Exit Path Fairness

COMMENTARY By Thomas Lambrecht –

The Renewal and Reform Coalition understands that the exit path passed by General Conference poses a potentially impossible expense for local churches desiring to exit from the denomination. The high cost is driven primarily by the need to provide for the pension promises made to current and former clergy who served that congregation. This is an obligation that all churches of an annual conference have agreed to assume together. When one congregation leaves, it needs to provide for the means to keep that promise, so that retired clergy do not suffer loss from that congregation’s departure.

We have been told that a congregation’s obligation under the pension provision could range from four to eight times the congregation’s annual apportionment. One factor that makes the expense so high is that it is calculated as a “worst case scenario.” The value of the pension liability takes into account the possibilities of stock market downturns, interest rate hikes, and increased longevity of beneficiaries. However, the “worst case scenario” might never happen. The money that a church pays in 2019 to depart might sit in an investment account and never be needed because the “worst case” does not happen.

All through the process, the Coalition’s intent was to provide a generous exit for congregations that could not live with the decisions of the 2019 General Conference, balanced by the need to keep the promises made regarding pensions. The exit path passed by the General Conference was not the one submitted by the Coalition, but we worked in St. Louis to make it more acceptable and generous.

The Coalition continues to work on ways to lower the high cost for churches to depart. Possibilities we might propose to the 2020 General Conference include:

• Reducing the amount of apportionments to be paid from two years to one year.

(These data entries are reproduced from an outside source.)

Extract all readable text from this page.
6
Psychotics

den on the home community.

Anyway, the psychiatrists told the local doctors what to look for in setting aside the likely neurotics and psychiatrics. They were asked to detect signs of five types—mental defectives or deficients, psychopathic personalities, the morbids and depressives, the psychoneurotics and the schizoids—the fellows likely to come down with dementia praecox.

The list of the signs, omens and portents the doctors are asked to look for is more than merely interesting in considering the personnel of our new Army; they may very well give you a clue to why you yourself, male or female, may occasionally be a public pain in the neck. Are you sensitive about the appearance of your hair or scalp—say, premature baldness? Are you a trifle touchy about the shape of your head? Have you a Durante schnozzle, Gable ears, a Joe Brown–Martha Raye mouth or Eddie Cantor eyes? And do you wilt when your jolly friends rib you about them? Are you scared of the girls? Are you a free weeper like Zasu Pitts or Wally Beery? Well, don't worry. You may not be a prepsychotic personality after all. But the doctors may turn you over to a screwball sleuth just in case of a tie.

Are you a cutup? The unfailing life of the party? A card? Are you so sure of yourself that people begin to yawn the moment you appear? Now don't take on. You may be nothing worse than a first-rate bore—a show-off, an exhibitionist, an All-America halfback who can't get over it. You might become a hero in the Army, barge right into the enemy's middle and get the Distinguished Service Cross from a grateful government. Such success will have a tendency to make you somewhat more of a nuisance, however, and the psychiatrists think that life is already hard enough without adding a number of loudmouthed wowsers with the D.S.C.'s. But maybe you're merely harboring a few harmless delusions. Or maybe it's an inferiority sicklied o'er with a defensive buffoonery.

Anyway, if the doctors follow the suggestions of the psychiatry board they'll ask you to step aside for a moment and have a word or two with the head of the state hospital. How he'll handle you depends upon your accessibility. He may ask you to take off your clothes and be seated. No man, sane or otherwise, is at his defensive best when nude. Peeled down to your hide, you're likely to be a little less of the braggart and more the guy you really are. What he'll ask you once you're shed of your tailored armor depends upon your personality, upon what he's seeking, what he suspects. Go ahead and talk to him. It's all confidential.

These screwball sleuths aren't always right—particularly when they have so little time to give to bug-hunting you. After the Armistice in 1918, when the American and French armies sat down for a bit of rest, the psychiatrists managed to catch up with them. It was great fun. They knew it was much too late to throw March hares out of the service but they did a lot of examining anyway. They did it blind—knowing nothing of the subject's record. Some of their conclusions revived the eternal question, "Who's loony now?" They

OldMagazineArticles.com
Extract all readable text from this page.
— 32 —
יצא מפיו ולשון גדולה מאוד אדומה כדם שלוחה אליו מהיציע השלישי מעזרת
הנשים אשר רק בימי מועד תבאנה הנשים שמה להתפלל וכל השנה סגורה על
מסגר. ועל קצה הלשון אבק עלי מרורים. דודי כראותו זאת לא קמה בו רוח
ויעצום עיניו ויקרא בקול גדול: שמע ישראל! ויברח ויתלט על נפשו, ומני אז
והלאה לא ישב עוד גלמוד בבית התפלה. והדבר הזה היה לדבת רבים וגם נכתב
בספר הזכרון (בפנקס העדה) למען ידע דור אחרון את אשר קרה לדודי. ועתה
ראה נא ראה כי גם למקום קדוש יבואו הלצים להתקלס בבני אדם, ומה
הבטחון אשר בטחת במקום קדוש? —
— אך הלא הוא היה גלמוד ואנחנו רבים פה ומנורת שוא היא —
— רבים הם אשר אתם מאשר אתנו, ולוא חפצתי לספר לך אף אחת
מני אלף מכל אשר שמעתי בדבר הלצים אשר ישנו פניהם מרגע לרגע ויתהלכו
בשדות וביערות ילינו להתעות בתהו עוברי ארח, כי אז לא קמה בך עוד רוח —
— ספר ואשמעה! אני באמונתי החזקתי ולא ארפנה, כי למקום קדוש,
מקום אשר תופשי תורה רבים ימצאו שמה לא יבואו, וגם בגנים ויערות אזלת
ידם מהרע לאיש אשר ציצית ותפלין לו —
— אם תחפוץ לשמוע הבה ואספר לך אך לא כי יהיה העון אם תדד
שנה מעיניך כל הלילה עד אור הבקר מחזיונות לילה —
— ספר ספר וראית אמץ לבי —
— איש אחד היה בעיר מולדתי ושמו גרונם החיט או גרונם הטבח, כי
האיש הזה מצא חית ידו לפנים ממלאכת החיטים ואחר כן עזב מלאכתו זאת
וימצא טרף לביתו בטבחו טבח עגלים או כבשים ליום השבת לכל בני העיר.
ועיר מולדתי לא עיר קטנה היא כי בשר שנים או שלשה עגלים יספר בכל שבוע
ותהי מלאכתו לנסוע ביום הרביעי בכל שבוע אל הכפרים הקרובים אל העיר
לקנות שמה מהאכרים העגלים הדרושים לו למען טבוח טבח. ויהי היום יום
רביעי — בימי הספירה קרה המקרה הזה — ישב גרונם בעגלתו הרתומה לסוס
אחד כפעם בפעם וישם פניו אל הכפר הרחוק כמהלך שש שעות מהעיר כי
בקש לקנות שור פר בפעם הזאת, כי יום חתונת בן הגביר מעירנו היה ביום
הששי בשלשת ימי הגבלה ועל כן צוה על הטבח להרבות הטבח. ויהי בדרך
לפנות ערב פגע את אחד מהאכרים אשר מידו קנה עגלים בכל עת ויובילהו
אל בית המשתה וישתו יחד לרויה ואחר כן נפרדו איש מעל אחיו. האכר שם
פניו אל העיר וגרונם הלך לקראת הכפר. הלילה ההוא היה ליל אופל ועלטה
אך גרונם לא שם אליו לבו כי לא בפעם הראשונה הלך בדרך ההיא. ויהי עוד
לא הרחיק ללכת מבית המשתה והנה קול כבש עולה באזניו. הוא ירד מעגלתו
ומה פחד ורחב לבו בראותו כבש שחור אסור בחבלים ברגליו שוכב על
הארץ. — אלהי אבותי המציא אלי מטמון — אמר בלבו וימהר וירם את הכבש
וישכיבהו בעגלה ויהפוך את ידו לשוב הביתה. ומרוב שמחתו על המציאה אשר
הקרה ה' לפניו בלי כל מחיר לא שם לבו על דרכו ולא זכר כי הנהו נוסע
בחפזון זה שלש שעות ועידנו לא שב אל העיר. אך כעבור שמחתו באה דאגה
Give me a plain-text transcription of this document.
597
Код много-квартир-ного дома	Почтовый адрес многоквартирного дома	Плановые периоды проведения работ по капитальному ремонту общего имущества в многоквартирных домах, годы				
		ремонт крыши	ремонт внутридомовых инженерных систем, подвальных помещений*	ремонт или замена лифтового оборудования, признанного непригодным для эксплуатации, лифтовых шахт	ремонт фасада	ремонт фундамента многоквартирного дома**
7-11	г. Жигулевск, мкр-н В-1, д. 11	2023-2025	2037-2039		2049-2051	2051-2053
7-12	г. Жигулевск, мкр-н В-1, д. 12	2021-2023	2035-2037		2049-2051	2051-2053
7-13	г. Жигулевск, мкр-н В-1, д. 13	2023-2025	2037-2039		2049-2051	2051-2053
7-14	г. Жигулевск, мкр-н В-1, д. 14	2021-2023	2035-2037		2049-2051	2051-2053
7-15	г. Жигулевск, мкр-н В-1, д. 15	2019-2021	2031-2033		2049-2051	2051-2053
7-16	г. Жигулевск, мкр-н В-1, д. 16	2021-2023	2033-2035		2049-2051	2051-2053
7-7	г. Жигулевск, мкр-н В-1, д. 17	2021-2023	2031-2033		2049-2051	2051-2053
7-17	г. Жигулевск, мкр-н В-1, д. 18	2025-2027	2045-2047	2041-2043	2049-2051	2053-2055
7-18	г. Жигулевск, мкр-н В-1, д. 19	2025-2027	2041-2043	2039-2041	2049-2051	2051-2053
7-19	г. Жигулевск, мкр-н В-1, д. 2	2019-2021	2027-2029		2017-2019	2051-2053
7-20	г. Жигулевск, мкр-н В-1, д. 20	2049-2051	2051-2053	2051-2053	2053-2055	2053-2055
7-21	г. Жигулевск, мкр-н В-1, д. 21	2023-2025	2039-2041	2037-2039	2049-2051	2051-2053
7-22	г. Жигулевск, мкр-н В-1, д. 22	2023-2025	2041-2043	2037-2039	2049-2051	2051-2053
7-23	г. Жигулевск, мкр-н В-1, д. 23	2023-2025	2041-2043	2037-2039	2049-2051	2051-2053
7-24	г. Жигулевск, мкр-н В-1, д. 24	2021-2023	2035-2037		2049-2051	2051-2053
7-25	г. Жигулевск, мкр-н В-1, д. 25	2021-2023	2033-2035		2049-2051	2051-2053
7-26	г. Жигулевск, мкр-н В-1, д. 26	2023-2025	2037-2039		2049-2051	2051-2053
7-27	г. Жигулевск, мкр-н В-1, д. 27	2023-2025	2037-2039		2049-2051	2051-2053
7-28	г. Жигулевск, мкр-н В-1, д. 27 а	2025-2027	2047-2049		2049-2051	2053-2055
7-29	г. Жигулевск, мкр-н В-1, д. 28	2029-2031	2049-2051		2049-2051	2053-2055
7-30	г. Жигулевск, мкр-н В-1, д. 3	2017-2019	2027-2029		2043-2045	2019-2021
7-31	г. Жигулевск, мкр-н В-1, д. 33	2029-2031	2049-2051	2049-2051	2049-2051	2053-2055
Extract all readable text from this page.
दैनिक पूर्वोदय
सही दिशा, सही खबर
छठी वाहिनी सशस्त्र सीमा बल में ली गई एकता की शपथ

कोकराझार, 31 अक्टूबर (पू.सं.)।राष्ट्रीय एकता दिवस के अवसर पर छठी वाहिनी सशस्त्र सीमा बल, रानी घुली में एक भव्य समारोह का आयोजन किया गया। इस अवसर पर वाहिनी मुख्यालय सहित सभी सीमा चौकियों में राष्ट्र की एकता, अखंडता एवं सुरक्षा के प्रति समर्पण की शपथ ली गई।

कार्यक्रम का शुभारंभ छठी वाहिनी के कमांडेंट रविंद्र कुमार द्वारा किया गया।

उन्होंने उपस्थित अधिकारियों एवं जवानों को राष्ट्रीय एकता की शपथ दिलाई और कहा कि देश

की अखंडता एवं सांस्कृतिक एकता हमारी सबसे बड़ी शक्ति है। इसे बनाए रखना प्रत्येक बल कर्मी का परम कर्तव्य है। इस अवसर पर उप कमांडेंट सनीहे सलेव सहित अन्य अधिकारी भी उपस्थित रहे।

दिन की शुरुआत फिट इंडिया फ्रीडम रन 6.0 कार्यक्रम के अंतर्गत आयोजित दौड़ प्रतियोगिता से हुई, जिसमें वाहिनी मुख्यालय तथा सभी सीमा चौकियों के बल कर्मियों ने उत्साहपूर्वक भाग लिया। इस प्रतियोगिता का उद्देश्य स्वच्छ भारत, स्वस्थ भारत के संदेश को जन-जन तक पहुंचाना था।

• Ensuring that funds held by the annual conference designated for pensions are used to help offset the unfunded pension liability calculated by Wespath.

• When a departing local church joins another denomination or entity, reassigning the pension liability to that new denomination, so that the local church need not pay any pension payment.

• When a departing local church becomes independent, requiring the church to pay one-half of its unfunded pension liability share, splitting the risk equally between the congregation and the annual conference.

Wespath has conceded that the adopted exit path and pension provisions were conceived in light of a few congregations exiting the denomination. Where there is a plan of separation or large numbers of congregations departing, a different method of dealing with pension liabilities will be needed. In this, as in all matters related to potential separation or departure, the chancellors’ advice to follow the Golden Rule is well taken.

Thomas Lambrecht is the vice president of Good News and was a member of the Commission on a Way Forward.


  1. David F Miller says

    Why does the pension liability have to be paid in a single payment. Why not pay over five, ten, or even twenty years? If these churches remained in the UMC they would not have to pay it all in one year. Why not allow departing congregations to continue to pay pensions apportionments as they are now.